Banks in France that allegedly swallowed up Jews’ accounts during the Holocaust have been slapped with a lawsuit filed in San Francisco.
Citing a California law that no company can profit from unfair competition, a San Francisco law firm filed suit last week against a string of French banks for allegedly bilking Jews during the Holocaust.
Lily Mayer, a Laguna Hills resident whose family owned a manufacturing plant in Paris prior to the war, is suing banks in France that “enthusiastically implemented anti-Jewish policies beyond those ordered by the Nazi regime,” according to the complaint.
The suit works in tandem with a similar case in federal court in New York against French banks that allegedly confiscated Jewish assets during the Holocaust.
The law firm of Lieff, Cabraser, Heimann & Bernstein, which filed the claim in state Superior Court in San Francisco, is also representing some plaintiffs in the federal case. Both cases could take several years to resolve, said Morris Ratner, an attorney with the firm.

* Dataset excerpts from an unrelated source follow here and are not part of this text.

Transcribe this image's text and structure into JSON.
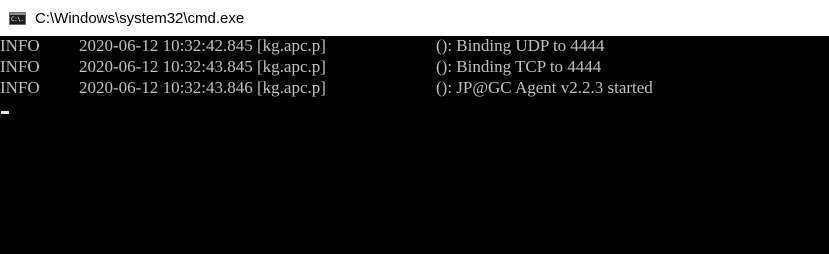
{
  "window": {
    "title": "C:\\Windows\\system32\\cmd.exe",
    "icon": "cmd-icon",
    "icon_text": "C:\\."
  },
  "console": {
    "lines": [
      {
        "level": "INFO",
        "stamp": "2020-06-12 10:32:42.845 [kg.apc.p]",
        "message": "(): Binding UDP to 4444"
      },
      {
        "level": "INFO",
        "stamp": "2020-06-12 10:32:43.845 [kg.apc.p]",
        "message": "(): Binding TCP to 4444"
      },
      {
        "level": "INFO",
        "stamp": "2020-06-12 10:32:43.846 [kg.apc.p]",
        "message": "(): JP@GC Agent v2.2.3 started"
      }
    ]
  },
  "colors": {
    "console_bg": "#000000",
    "console_text": "#c0c0c0",
    "titlebar_bg": "#ffffff"
  }
}
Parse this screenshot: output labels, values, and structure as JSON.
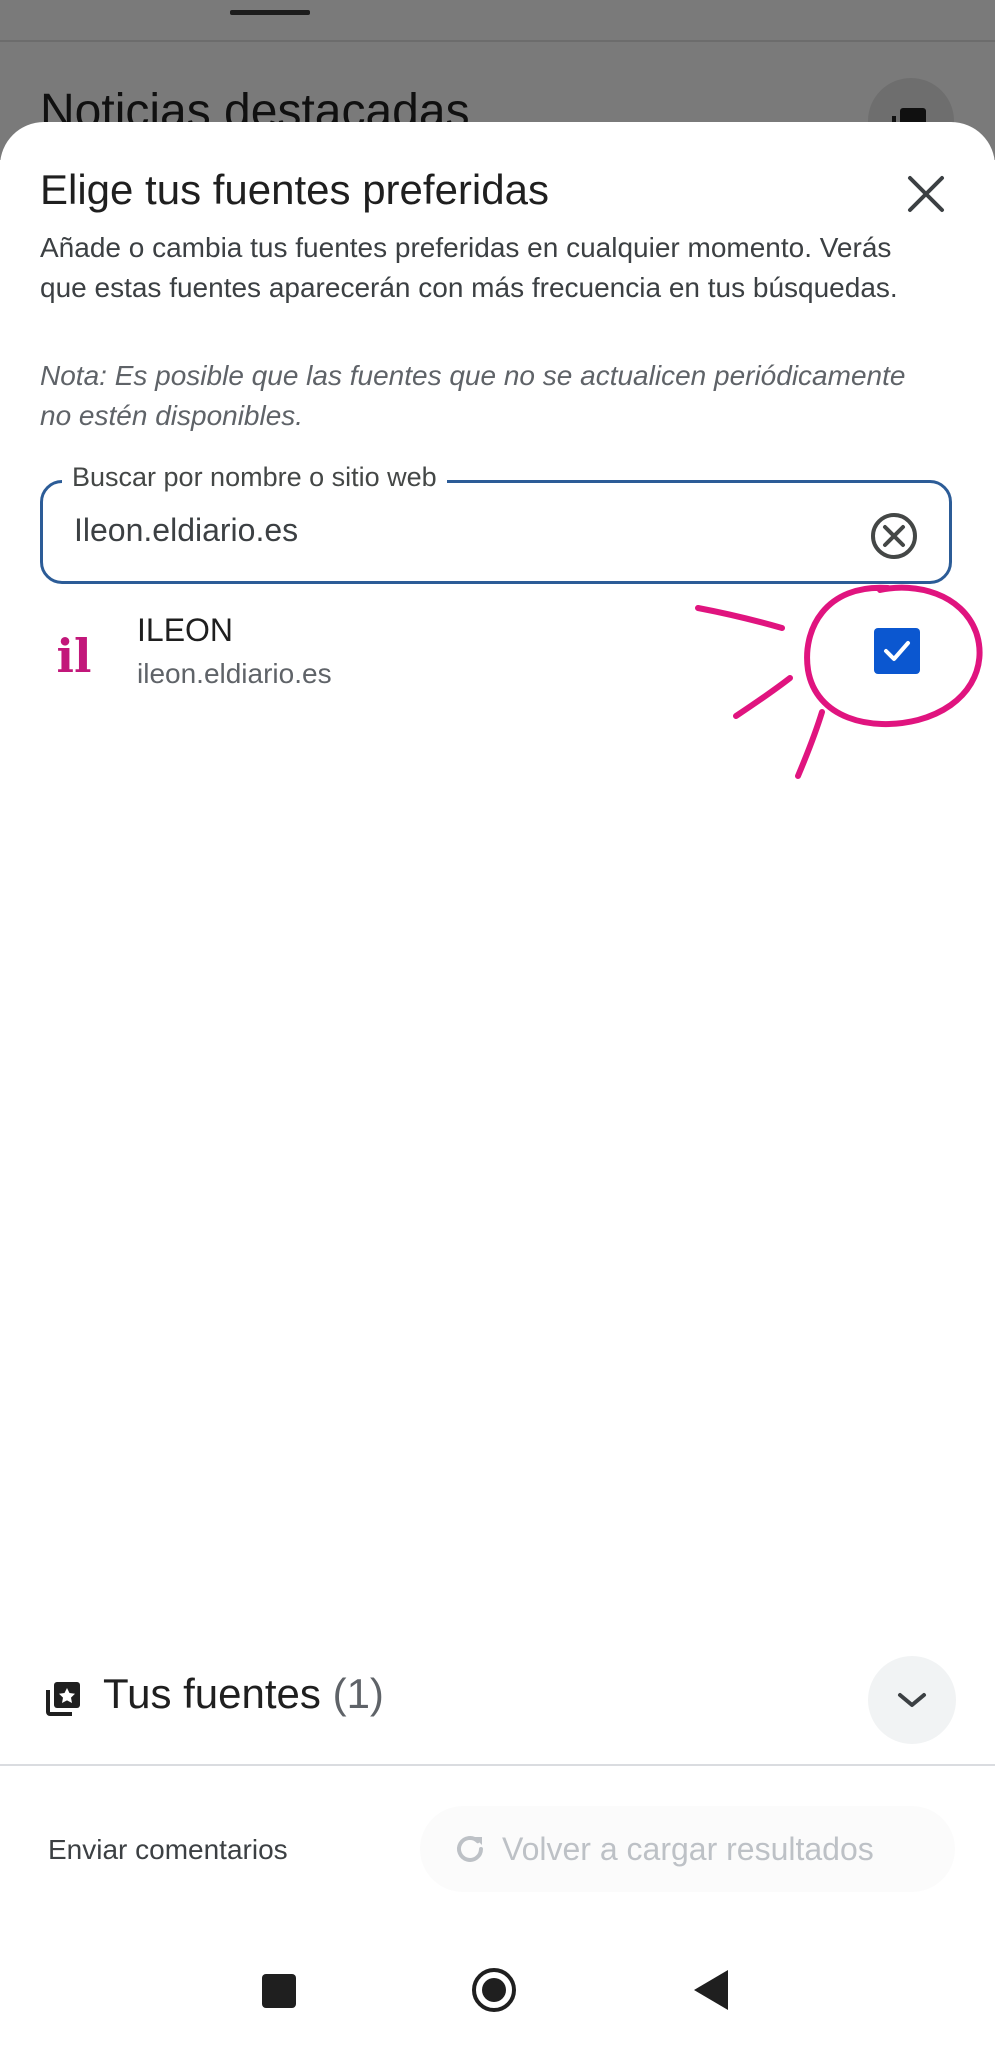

Mayer, who was born in Germany and lived in Paris before World War II, was interned at a concentration camp in Gurs, France for five weeks in 1940. Her family fled to the United States in 1941. She doesn’t know what became of her family’s assets held by the bank Société Général.
The complaint was brought on behalf of Mayer and “the general public,” including Holocaust survivors and California competitors to the French banks who suffered as a result of the banks’ actions.
Ratner, who is Jewish, said separate California claims could be leveled at any other banks or companies that profited from slave labor or confiscating Jewish assets during the war. The Unfair Competition Act of the California Business and Professions Code prohibits companies from gaining an upper hand in the state by illegal practices.
The suit names six French banks and two American banks, Chase Manhattan and J.P. Morgan, which had branch offices in France during the Holocaust.
It will likely take several months before the banks respond. In federal court, the banks have asked the judge to dismiss the case. Ratner expects the banks to do the same here, saying “there’s no indication they want to settle.”